Brainssssss: Zombie Behaviour Tech | Sarah Dobie | NZGDC 2025
Keywords
Summary
182 words
Critical Evaluation
Value of the Information & Strength of the Argument
The talk provides valuable insights into practical game AI implementation, covering a comprehensive range of systems from low-level sensing to high-level decision-making. The argumentation is solid, as each system is explained with its purpose and how it contributes to the overall AI behavior. The use of real-world examples from the game, such as noise propagation and queueing, demonstrates the effectiveness of the approach. The speaker’s experience and the coherent architecture lend credibility to the content. The live demo further reinforces the practicality of the tools, showing how they can be used to create complex behaviors efficiently.
Scientific Rigor, Source Quality, Title Accuracy
The talk is based on the speaker’s direct experience developing AI for a commercial game, which provides a strong foundation of practical knowledge. However, no external sources are cited, and the content is presented as a personal overview rather than a peer-reviewed study. The title accurately reflects the content, focusing on zombie behavior tech. The talk is well-structured and technically rigorous, with clear explanations of the systems and their interactions. The lack of external references is a minor limitation, but the depth of detail and internal consistency compensate for it.
201 words
Title / Content Match
The title 'Brainssssss: Zombie Behaviour Tech' accurately reflects the content, which focuses on the AI systems behind zombie behavior in a game.
Quality & Reliability
8/10
The talk is a detailed technical overview by a senior programmer with 7 years of experience, presenting a coherent and well-structured AI architecture. The content is based on practical implementation in a commercial game, with clear explanations of systems and their purposes. No external sources are cited, but the technical depth and internal consistency support a high reliability score.
Key Moments
Markers derived by PSI from the transcript: the creator did not define chapters.

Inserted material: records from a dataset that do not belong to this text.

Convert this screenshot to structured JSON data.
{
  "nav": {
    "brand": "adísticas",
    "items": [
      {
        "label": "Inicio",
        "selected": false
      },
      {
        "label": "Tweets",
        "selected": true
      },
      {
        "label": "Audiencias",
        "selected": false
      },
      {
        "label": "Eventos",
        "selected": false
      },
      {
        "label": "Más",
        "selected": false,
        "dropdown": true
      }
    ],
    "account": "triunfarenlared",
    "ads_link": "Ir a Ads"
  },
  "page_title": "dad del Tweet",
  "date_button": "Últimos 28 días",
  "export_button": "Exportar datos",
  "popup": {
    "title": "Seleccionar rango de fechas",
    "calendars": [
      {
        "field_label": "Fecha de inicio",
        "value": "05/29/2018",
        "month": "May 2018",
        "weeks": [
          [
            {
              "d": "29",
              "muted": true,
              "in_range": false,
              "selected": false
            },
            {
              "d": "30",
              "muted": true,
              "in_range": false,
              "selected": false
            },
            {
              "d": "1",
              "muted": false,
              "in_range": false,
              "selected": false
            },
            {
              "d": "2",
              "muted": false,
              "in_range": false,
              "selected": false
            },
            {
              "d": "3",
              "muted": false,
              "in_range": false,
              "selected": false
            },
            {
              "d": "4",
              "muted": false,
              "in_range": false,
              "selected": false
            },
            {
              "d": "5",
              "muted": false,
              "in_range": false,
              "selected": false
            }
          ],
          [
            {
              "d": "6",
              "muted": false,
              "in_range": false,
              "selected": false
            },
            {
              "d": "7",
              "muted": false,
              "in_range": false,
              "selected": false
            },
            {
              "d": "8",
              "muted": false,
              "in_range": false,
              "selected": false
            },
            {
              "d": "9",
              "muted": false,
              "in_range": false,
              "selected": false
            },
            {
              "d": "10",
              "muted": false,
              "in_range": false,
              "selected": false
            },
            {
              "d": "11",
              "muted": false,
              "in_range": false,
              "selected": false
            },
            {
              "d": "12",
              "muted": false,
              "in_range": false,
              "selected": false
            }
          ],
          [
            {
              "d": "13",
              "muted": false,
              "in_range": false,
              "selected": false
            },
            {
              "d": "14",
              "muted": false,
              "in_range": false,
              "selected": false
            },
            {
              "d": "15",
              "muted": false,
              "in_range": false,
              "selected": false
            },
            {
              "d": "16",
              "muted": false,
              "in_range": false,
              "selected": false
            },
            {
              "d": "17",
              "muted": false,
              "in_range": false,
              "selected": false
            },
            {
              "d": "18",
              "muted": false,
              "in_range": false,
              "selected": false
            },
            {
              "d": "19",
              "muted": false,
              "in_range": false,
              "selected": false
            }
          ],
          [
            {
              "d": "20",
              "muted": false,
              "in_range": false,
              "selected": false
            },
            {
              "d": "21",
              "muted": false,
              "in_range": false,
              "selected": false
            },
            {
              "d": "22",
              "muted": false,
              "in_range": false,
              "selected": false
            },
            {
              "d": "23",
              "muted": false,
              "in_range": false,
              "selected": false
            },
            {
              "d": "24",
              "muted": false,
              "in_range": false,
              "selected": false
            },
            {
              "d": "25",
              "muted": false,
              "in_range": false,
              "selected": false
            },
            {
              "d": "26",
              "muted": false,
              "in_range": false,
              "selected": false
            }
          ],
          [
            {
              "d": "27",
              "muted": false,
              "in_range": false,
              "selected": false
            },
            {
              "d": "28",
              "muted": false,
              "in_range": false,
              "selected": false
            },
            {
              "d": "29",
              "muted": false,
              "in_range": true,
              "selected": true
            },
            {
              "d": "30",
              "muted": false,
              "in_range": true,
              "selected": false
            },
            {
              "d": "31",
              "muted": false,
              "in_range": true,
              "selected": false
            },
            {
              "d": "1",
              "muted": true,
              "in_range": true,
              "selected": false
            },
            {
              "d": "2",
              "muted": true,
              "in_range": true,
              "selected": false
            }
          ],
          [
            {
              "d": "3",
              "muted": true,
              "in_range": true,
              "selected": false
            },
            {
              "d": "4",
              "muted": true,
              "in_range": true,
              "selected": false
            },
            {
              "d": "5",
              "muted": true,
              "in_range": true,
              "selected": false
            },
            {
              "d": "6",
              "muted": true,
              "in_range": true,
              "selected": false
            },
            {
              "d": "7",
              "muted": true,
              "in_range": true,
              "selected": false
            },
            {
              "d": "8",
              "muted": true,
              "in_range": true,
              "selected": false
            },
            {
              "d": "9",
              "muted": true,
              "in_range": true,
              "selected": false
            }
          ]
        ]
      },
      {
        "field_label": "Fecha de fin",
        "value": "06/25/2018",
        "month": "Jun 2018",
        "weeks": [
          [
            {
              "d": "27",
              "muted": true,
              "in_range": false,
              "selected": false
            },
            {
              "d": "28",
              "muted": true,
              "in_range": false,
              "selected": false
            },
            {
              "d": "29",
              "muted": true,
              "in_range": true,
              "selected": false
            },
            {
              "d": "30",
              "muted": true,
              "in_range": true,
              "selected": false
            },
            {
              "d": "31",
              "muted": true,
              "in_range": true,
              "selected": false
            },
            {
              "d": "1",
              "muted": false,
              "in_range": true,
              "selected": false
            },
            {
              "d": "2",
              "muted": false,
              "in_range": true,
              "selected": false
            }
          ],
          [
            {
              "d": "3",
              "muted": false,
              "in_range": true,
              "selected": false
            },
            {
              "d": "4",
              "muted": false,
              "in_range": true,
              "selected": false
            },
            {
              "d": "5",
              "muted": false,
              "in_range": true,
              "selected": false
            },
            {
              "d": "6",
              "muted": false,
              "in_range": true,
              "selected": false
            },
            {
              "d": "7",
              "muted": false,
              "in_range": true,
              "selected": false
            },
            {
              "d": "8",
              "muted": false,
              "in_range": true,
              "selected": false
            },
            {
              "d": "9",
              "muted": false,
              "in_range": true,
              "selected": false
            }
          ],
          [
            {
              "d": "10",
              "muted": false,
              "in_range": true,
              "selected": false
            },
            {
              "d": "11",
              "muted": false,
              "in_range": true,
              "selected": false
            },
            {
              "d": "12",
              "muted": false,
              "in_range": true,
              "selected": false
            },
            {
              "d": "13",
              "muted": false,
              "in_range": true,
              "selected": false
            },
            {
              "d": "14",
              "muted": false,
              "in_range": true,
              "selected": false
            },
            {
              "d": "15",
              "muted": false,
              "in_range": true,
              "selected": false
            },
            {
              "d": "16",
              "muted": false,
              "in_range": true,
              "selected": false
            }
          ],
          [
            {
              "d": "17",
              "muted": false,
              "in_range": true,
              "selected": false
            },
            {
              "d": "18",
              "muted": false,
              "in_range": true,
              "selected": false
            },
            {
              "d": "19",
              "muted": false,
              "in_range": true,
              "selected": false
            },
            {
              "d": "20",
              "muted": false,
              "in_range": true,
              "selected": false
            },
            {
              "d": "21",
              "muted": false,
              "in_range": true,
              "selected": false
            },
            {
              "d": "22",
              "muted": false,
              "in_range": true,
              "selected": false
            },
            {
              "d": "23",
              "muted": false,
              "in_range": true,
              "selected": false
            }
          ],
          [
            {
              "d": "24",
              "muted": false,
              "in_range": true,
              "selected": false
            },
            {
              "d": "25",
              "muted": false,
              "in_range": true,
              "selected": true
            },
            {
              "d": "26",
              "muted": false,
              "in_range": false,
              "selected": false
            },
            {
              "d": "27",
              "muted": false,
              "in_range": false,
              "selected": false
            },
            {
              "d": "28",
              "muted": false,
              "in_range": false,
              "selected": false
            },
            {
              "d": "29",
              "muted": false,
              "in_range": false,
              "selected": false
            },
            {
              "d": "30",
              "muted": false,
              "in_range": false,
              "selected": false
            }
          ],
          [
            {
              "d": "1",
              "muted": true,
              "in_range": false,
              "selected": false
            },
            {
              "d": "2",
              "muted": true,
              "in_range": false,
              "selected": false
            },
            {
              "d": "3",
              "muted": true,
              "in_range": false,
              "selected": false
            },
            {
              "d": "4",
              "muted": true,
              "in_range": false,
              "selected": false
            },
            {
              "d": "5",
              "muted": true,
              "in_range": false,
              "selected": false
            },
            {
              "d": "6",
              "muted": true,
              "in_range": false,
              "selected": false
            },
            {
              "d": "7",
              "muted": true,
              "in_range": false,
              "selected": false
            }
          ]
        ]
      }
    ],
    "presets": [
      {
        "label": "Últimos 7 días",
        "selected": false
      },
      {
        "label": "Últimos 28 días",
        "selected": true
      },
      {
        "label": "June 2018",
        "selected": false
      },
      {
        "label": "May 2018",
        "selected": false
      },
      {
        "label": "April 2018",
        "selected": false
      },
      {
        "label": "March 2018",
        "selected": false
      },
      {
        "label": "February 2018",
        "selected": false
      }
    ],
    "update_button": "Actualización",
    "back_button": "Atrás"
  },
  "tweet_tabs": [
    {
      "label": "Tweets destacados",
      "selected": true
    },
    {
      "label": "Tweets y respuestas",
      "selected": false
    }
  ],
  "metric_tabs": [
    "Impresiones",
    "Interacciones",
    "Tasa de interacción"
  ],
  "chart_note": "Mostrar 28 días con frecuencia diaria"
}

- Introduction to the talk and the game 'Into the Dead: Our Darkest Days'.
- Overview of the AI brain architecture: low-level, mid-level, and high-level brains.
- Explanation of the low-level brain: sensors for sight, noise, touch, and damage.
- Mid-level brain: stimulus entity tracking, triage scoring, and alertness states.
- Targeting system and temporary targets for obstacles.
- High-level brain: blackboard, AI tasks, hierarchical finite state machines, and behavior trees.
- Physical action: AI uses the same character systems as the player.
- Additional systems: pathfinding web, noise propagation, queueing, target sharing, and territory.
- Live demo of AI tools in Unity, showing state machine and behavior tree creation.
Contribution & Novelties
The talk provides a comprehensive and practical overview of AI systems for a 2.5D game, with a focus on modularity and reusability. The use of a hierarchical finite state machine combined with behavior trees, and the integration of a custom pathfinding web, are notable contributions. The talk also highlights the importance of sensory realism and fairness in stealth games.
Pour aller plus loin :
- Hierarchical finite state machine — A foundational concept for structuring complex AI behaviors.
- Behavior tree — A widely used AI architecture for game development.
- A* search algorithm — The algorithm used for pathfinding in the custom web system.
102 words
Radar Profile
The radar profile shows high scores in quantity and quality of information, with a slightly lower technical level, indicating a well-balanced talk that is informative and accessible. The reliability score is also high, reflecting the speaker's expertise and the practical nature of the content.